A single working mother, with children ages 14, 11 and 7, Poundstone derives much of her material from her home in Santa Monica, also inhabited by nine cats, a cat-eating dog, a bearded dragon lizard, an elderly bunny and one determined ant left over from an ant farm.

"I love doing my job," Poundstone said. "It's a privilege to perform for people who come to see me and I would do it if there were only six, although I'd have to up the ticket price."
Neve defined by the usual gender-biased topics of relationships, diets, men or sex, Poundstone nimbly mixes in everything that's on her mind at that moment: the shameful deterioration of the broadcast news industry, an argument over a parking space at the museum of tolerance, the irony of recycling her newspaper with a cover story on an oil spill, her near-death experience with cinnamon and the frustration of living in a house full of pencils with no erasers. "How can an eraser that small possibly eradicate all of the mistakes one could make with all of that lead?"

Poundstone began performing at open-mic nights in 1979 and rose to prominence during the comedy craze of the 1980s. She credits her kindergarten teacher, Mrs. Bump, with her success: "She expressed an adult interest instead of squelching my sense of humor."
In 1992 Poundstone was the first woman to win a Cable ACE Award her HBO special "Cats, Cops, and Stuff." In 1996 she debuted her second HBO stand-up special, "Paula Poundstone Goes to Harvard," the only time the university allowed its name to be used in the title of a television show.

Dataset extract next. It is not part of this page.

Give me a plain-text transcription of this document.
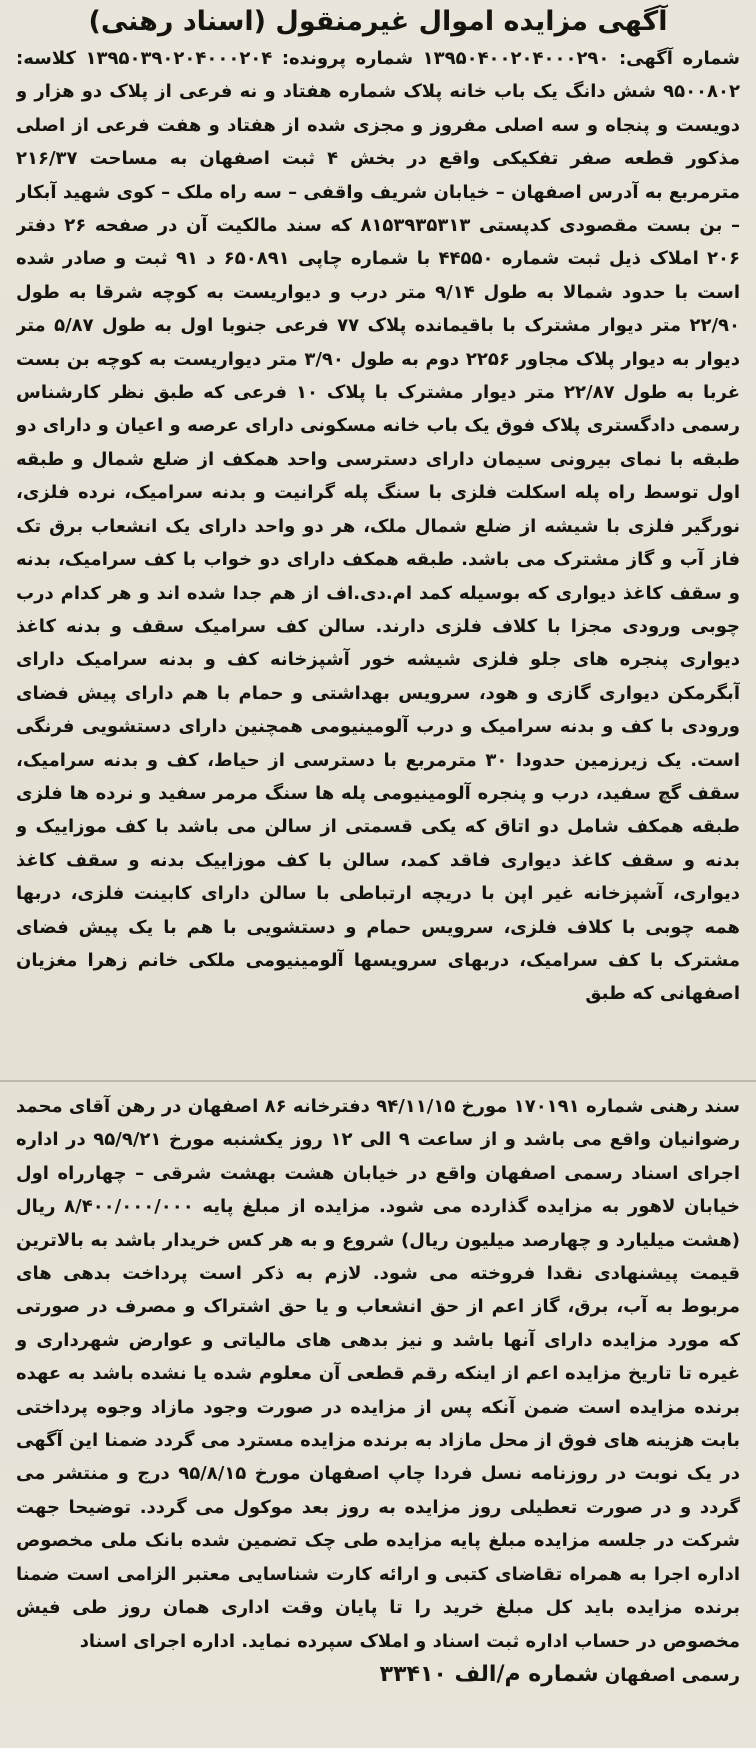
آگهی مزایده اموال غیرمنقول (اسناد رهنی)

شماره آگهی: ۱۳۹۵۰۴۰۰۲۰۴۰۰۰۲۹۰ شماره پرونده: ۱۳۹۵۰۳۹۰۲۰۴۰۰۰۲۰۴ کلاسه: ۹۵۰۰۸۰۲ شش دانگ یک باب خانه پلاک شماره هفتاد و نه فرعی از پلاک دو هزار و دویست و پنجاه و سه اصلی مفروز و مجزی شده از هفتاد و هفت فرعی از اصلی مذکور قطعه صفر تفکیکی واقع در بخش ۴ ثبت اصفهان به مساحت ۲۱۶/۳۷ مترمربع به آدرس اصفهان – خیابان شریف واقفی – سه راه ملک – کوی شهید آبکار – بن بست مقصودی کدپستی ۸۱۵۳۹۳۵۳۱۳ که سند مالکیت آن در صفحه ۲۶ دفتر ۲۰۶ املاک ذیل ثبت شماره ۴۴۵۵۰ با شماره چاپی ۶۵۰۸۹۱ د ۹۱ ثبت و صادر شده است با حدود شمالا به طول ۹/۱۴ متر درب و دیواریست به کوچه شرقا به طول ۲۲/۹۰ متر دیوار مشترک با باقیمانده پلاک ۷۷ فرعی جنوبا اول به طول ۵/۸۷ متر دیوار به دیوار پلاک مجاور ۲۲۵۶ دوم به طول ۳/۹۰ متر دیواریست به کوچه بن بست غربا به طول ۲۲/۸۷ متر دیوار مشترک با پلاک ۱۰ فرعی که طبق نظر کارشناس رسمی دادگستری پلاک فوق یک باب خانه مسکونی دارای عرصه و اعیان و دارای دو طبقه با نمای بیرونی سیمان دارای دسترسی واحد همکف از ضلع شمال و طبقه اول توسط راه پله اسکلت فلزی با سنگ پله گرانیت و بدنه سرامیک، نرده فلزی، نورگیر فلزی با شیشه از ضلع شمال ملک، هر دو واحد دارای یک انشعاب برق تک فاز آب و گاز مشترک می باشد. طبقه همکف دارای دو خواب با کف سرامیک، بدنه و سقف کاغذ دیواری که بوسیله کمد ام.دی.اف از هم جدا شده اند و هر کدام درب چوبی ورودی مجزا با کلاف فلزی دارند. سالن کف سرامیک سقف و بدنه کاغذ دیواری پنجره های جلو فلزی شیشه خور آشپزخانه کف و بدنه سرامیک دارای آبگرمکن دیواری گازی و هود، سرویس بهداشتی و حمام با هم دارای پیش فضای ورودی با کف و بدنه سرامیک و درب آلومینیومی همچنین دارای دستشویی فرنگی است. یک زیرزمین حدودا ۳۰ مترمربع با دسترسی از حیاط، کف و بدنه سرامیک، سقف گچ سفید، درب و پنجره آلومینیومی پله ها سنگ مرمر سفید و نرده ها فلزی طبقه همکف شامل دو اتاق که یکی قسمتی از سالن می باشد با کف موزاییک و بدنه و سقف کاغذ دیواری فاقد کمد، سالن با کف موزاییک بدنه و سقف کاغذ دیواری، آشپزخانه غیر اپن با دریچه ارتباطی با سالن دارای کابینت فلزی، دربها همه چوبی با کلاف فلزی، سرویس حمام و دستشویی با هم با یک پیش فضای مشترک با کف سرامیک، دربهای سرویسها آلومینیومی ملکی خانم زهرا مغزیان اصفهانی که طبق

سند رهنی شماره ۱۷۰۱۹۱ مورخ ۹۴/۱۱/۱۵ دفترخانه ۸۶ اصفهان در رهن آقای محمد رضوانیان واقع می باشد و از ساعت ۹ الی ۱۲ روز یکشنبه مورخ ۹۵/۹/۲۱ در اداره اجرای اسناد رسمی اصفهان واقع در خیابان هشت بهشت شرقی – چهارراه اول خیابان لاهور به مزایده گذارده می شود. مزایده از مبلغ پایه ۸/۴۰۰/۰۰۰/۰۰۰ ریال (هشت میلیارد و چهارصد میلیون ریال) شروع و به هر کس خریدار باشد به بالاترین قیمت پیشنهادی نقدا فروخته می شود. لازم به ذکر است پرداخت بدهی های مربوط به آب، برق، گاز اعم از حق انشعاب و یا حق اشتراک و مصرف در صورتی که مورد مزایده دارای آنها باشد و نیز بدهی های مالیاتی و عوارض شهرداری و غیره تا تاریخ مزایده اعم از اینکه رقم قطعی آن معلوم شده یا نشده باشد به عهده برنده مزایده است ضمن آنکه پس از مزایده در صورت وجود مازاد وجوه پرداختی بابت هزینه های فوق از محل مازاد به برنده مزایده مسترد می گردد ضمنا این آگهی در یک نوبت در روزنامه نسل فردا چاپ اصفهان مورخ ۹۵/۸/۱۵ درج و منتشر می گردد و در صورت تعطیلی روز مزایده به روز بعد موکول می گردد. توضیحا جهت شرکت در جلسه مزایده مبلغ پایه مزایده طی چک تضمین شده بانک ملی مخصوص اداره اجرا به همراه تقاضای کتبی و ارائه کارت شناسایی معتبر الزامی است ضمنا برنده مزایده باید کل مبلغ خرید را تا پایان وقت اداری همان روز طی فیش مخصوص در حساب اداره ثبت اسناد و املاک سپرده نماید. اداره اجرای اسناد

رسمی اصفهان شماره م/الف ۳۳۴۱۰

Poundstone was the first woman invited to headline the White House Correspondents Dinner, and she provided memorable live coverage of the 1992 political conventions and presidential inauguration for "The Tonight Show." Her casual air and razor-sharp wit made her a perfect fit as backstage commentator for the 1993 Emmy Awards the following year.

She performed at both "A Gala for the President at Ford's Theatre" television specials broadcast on ABC during President Clinton's administrations.

Additional credits include appearances on "Late Night with David Letterman," "The Tonight Show," Garrison Keillor's "A Prairie Home Companion" and "The Rosie O'Donnell Show." Her field pieces on the series "Life & Times" for PBS station KCET won Poundstone a local Emmy Award.